Sunday, July 14, 2013

Mayan Mysteries {Schoolhouse Crew Review}

Dig-it Games Logo photo dig-it-games-logo_zps61887cb9.png

I search out new games to introduce to my kids in the hopes that they'll have so much fun that they want to continue playing outside of our assigned school times. Whenever I find a new game, I have high hopes that we'll enjoy playing it so much that it won't even seem like learning.

Mayan Mysteries by Dig-It! Games is an online game that challenges student to stop a looter who is digging up ancient Maya sites. Along the way, the student archaeologists analyze artifacts, explore the Mayan calendar, use the Mayan mathematics system, and more.

Dig-it Games On-line App photo dig-itgames-mayanmysteries_zps7a4409ab.jpeg

I was impressed with both the computer graphics and the amount of information covered throughout this game. For each archaelogical area, the student reads (or listens to) general information about that particular area or about a particular aspects of Mayan culture. Following the passages (up to three screens long), the student answers a few multiple choice questions. In other areas, the player must matches Mayan glyphs to their English translations to decode messages. As the game progresses, the players must identify locations on maps, find the date using a Mayan calendar, and learn how to use the Mayan base-20 mathematical system.

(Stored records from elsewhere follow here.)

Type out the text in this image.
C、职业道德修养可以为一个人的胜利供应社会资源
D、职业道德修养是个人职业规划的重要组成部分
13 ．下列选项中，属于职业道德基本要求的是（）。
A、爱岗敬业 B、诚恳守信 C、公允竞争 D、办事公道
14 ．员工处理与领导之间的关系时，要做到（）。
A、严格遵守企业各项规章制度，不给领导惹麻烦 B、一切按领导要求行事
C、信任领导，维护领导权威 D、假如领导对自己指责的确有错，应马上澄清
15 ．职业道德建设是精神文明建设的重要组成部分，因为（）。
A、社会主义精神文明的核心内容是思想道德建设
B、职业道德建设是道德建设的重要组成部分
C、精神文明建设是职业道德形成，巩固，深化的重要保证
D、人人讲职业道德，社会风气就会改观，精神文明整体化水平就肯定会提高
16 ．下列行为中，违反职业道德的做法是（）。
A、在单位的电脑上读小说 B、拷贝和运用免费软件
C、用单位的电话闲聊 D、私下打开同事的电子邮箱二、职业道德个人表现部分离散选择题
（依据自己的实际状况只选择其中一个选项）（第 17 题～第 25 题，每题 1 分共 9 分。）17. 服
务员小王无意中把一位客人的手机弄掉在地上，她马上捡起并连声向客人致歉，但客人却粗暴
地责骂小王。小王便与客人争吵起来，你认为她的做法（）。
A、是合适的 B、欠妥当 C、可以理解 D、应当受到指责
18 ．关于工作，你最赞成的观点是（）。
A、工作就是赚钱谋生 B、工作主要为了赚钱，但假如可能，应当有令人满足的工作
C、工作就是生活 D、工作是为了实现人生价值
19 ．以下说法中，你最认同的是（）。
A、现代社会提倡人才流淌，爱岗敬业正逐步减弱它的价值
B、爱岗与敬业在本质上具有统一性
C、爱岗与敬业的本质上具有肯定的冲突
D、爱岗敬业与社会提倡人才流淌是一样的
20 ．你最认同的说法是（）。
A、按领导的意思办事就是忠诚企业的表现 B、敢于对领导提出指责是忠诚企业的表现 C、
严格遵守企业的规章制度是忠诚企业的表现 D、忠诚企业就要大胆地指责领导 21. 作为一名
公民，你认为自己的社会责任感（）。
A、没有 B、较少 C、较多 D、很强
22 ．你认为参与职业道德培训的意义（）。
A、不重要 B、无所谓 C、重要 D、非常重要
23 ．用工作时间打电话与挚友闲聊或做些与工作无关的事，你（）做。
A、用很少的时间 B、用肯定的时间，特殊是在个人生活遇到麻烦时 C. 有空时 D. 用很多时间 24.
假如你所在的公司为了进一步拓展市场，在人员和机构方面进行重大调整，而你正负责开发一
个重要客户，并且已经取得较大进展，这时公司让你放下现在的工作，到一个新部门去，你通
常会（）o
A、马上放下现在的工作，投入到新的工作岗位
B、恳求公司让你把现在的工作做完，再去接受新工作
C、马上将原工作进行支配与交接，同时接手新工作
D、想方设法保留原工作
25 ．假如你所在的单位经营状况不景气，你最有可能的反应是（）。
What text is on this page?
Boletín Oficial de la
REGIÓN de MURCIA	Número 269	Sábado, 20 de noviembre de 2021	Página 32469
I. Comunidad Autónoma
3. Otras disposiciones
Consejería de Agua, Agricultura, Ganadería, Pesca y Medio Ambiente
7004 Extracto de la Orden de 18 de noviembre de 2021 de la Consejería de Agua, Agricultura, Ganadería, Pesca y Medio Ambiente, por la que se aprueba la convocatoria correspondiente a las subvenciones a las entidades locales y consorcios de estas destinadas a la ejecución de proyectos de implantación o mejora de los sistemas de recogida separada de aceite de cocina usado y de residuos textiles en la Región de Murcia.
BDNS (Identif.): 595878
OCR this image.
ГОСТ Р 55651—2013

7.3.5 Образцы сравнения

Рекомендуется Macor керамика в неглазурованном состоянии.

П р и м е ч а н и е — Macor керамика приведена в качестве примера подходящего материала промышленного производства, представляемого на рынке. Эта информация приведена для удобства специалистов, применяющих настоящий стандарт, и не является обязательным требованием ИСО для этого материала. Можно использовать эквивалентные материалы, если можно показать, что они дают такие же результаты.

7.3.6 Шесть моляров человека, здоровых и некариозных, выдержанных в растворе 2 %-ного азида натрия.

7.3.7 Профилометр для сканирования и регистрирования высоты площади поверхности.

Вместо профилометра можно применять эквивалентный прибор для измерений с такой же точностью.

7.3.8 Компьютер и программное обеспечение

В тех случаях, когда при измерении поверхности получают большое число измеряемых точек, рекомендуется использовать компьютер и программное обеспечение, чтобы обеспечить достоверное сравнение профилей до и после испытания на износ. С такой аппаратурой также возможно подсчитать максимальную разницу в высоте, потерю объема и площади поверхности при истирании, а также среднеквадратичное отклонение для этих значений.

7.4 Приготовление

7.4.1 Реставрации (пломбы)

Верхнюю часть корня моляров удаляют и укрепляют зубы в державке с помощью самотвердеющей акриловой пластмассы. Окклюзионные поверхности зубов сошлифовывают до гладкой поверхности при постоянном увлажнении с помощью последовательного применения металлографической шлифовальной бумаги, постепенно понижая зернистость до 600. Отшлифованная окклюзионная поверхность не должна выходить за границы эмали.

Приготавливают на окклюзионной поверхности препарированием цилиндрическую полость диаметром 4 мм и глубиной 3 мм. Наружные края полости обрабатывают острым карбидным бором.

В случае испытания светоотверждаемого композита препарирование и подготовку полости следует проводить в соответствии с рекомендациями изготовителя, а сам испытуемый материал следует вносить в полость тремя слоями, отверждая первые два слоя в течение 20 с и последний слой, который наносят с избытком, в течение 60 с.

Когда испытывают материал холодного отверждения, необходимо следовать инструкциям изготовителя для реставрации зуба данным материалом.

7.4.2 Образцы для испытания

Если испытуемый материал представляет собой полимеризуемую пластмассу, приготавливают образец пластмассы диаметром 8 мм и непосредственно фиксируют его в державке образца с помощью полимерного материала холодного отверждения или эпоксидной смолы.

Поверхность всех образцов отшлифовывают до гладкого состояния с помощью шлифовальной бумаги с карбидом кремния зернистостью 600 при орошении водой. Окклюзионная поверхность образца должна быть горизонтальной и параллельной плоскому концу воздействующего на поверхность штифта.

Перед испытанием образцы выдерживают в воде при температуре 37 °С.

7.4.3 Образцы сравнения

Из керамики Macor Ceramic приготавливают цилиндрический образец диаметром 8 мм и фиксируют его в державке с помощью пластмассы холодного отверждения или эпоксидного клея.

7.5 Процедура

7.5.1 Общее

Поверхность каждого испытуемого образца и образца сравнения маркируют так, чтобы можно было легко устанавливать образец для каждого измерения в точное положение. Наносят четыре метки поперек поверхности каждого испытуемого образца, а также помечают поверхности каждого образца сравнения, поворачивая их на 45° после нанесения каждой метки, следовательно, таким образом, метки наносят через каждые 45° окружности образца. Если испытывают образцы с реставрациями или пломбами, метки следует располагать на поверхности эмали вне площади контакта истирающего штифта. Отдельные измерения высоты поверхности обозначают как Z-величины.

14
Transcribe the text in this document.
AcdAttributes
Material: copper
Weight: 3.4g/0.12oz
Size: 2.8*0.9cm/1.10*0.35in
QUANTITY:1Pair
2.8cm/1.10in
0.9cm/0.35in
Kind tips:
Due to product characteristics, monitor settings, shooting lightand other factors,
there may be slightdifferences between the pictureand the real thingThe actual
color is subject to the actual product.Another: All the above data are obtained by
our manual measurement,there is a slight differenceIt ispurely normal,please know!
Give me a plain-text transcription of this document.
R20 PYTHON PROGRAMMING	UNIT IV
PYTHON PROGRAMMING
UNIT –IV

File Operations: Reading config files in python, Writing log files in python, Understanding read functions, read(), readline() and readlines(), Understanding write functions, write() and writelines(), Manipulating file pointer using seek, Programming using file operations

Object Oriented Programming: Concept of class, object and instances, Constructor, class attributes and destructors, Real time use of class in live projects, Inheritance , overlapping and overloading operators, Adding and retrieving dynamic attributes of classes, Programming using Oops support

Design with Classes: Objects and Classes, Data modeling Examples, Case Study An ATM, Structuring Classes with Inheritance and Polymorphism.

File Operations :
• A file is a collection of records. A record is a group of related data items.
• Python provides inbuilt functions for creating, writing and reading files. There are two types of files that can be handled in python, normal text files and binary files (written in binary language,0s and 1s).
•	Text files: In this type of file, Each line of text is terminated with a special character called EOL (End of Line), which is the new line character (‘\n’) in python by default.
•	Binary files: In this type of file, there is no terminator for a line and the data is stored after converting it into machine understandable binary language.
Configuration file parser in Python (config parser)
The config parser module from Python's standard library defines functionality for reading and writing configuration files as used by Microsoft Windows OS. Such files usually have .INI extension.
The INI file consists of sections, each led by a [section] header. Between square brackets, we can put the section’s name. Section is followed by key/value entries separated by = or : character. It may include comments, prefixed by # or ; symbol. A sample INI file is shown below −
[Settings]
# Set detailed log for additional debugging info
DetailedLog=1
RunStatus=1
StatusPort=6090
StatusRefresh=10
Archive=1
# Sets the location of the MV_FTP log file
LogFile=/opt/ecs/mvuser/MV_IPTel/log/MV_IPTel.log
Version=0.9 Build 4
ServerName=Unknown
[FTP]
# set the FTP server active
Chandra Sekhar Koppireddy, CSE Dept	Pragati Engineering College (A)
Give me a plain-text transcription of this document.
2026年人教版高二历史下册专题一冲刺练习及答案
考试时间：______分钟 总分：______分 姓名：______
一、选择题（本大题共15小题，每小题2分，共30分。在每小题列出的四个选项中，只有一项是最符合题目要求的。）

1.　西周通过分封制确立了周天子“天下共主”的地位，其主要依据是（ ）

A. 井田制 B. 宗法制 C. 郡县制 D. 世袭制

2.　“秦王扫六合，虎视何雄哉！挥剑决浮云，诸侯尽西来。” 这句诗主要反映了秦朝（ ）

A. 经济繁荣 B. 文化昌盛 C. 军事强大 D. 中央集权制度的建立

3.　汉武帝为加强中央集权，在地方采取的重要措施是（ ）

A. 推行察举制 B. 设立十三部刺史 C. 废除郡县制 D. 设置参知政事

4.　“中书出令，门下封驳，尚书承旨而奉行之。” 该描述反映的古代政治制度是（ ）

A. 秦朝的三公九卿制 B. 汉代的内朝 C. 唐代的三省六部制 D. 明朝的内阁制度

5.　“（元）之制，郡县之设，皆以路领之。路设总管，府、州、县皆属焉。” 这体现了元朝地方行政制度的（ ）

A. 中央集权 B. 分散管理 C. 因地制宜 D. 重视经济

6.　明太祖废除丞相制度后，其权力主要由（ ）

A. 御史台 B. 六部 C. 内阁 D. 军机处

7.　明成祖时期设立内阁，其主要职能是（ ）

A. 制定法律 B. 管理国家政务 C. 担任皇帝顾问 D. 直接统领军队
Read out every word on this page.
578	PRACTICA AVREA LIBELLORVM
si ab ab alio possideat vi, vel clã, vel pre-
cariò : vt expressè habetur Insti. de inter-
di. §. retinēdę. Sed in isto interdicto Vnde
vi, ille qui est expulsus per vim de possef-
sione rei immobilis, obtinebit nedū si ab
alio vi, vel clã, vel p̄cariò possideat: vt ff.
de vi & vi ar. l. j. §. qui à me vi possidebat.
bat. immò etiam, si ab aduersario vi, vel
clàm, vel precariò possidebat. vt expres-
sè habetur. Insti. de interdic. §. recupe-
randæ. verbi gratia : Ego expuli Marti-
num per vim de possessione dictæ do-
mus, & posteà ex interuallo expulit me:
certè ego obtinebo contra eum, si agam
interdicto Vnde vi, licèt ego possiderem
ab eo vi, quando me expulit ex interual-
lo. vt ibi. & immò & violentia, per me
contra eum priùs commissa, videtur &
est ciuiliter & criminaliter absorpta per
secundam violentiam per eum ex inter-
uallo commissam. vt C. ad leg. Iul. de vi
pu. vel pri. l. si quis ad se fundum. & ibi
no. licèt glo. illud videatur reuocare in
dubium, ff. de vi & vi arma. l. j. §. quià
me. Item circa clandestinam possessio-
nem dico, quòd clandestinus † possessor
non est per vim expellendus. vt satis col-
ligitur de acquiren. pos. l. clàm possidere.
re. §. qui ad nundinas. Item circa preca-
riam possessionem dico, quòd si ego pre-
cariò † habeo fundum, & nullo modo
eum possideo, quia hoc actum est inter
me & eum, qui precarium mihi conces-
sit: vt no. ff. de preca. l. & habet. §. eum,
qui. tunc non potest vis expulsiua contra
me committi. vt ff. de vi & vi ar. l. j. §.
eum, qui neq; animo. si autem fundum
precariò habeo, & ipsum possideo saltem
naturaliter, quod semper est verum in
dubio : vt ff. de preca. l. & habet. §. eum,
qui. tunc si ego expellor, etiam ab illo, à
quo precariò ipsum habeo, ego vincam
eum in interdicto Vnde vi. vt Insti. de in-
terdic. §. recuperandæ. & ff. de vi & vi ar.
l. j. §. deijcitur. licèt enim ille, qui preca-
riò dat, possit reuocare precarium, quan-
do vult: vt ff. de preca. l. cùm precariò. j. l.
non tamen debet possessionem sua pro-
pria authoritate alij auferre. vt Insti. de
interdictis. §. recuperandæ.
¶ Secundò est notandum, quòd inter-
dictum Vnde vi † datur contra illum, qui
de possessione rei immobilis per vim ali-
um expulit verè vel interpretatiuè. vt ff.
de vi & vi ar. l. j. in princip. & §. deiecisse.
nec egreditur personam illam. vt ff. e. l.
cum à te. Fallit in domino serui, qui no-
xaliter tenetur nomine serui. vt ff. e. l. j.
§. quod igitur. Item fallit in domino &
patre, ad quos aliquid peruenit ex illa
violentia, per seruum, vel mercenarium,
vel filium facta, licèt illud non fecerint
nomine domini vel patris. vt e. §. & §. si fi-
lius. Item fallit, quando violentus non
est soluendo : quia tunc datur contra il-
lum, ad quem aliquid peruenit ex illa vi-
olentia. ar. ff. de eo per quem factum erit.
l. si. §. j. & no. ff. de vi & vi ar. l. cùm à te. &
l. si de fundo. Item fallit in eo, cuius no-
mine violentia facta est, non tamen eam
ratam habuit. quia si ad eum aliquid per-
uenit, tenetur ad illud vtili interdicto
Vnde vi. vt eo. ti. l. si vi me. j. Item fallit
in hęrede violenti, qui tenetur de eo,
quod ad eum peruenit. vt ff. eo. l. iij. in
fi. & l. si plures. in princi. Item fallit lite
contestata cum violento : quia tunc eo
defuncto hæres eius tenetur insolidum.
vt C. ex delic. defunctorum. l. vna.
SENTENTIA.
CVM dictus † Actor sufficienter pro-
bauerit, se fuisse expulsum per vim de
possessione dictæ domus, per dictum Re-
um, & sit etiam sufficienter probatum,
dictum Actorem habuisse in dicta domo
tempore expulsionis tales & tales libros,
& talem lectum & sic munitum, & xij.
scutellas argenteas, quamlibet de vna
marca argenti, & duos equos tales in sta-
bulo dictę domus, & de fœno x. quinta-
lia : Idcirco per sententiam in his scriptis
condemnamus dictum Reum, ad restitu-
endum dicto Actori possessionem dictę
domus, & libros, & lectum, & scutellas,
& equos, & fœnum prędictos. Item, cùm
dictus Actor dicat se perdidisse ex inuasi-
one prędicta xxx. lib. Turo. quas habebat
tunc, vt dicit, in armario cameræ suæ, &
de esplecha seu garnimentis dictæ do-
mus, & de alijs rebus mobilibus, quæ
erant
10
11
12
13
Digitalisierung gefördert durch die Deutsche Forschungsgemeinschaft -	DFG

Brennan, my twelve-year-old, was not thrilled about playing this game. Perhaps I am partially to blame for his grumpy attitude. I told him I had a "really fun computer game" for him to try. In his mind, he defines a fun computer game as one with lots of action and/or the opportunity to build a new mansion in an imaginary world. He was not necessarily interested in a computer simulation that included reading passages in order to answer questions or deciphering Mayan glyphs to find new clues. My mistake was in calling it a game and allowing him to form an expectation that it would be similar to the games he choses to play in his free time.

In my house, Mayan Mysteries is better described as an educational computer activity -- an online history lesson with some game-like activities included. Would Brennan chose this game over reading a few chapters in a textbook about Mayan culture? Probably. Would he learn as much by playing the game? Definitely. Will he retain the information he learned playing Mayan Mysteries? Probably more so than he would have if he had simply read a book covering the same information.

As an educational activity, Mayan Mysteries does a great job of presenting information about Mayan cultures in an engaging manner. It could also be used as a way of providing additional reading comprehension practice for students. (Note: there is a feature that allows the passages to be read aloud to the student and therefore it's possible for a struggling reader to still practice comprehension skills such as remembering the main points of an article.)

Mayan Mysteries requires the student to be able to comprehend information written at roughly a middle school grade level (6th-8th grade). Younger students with good reading and comprehension skills may be able to play the game as well. A single-user license to download the game costs $21.99, and they offer a lengthy demonstration game that you can play for free. Dig-It! also sells an iPad version of Mayan Mysteries and Roman Town which we reviewed last year.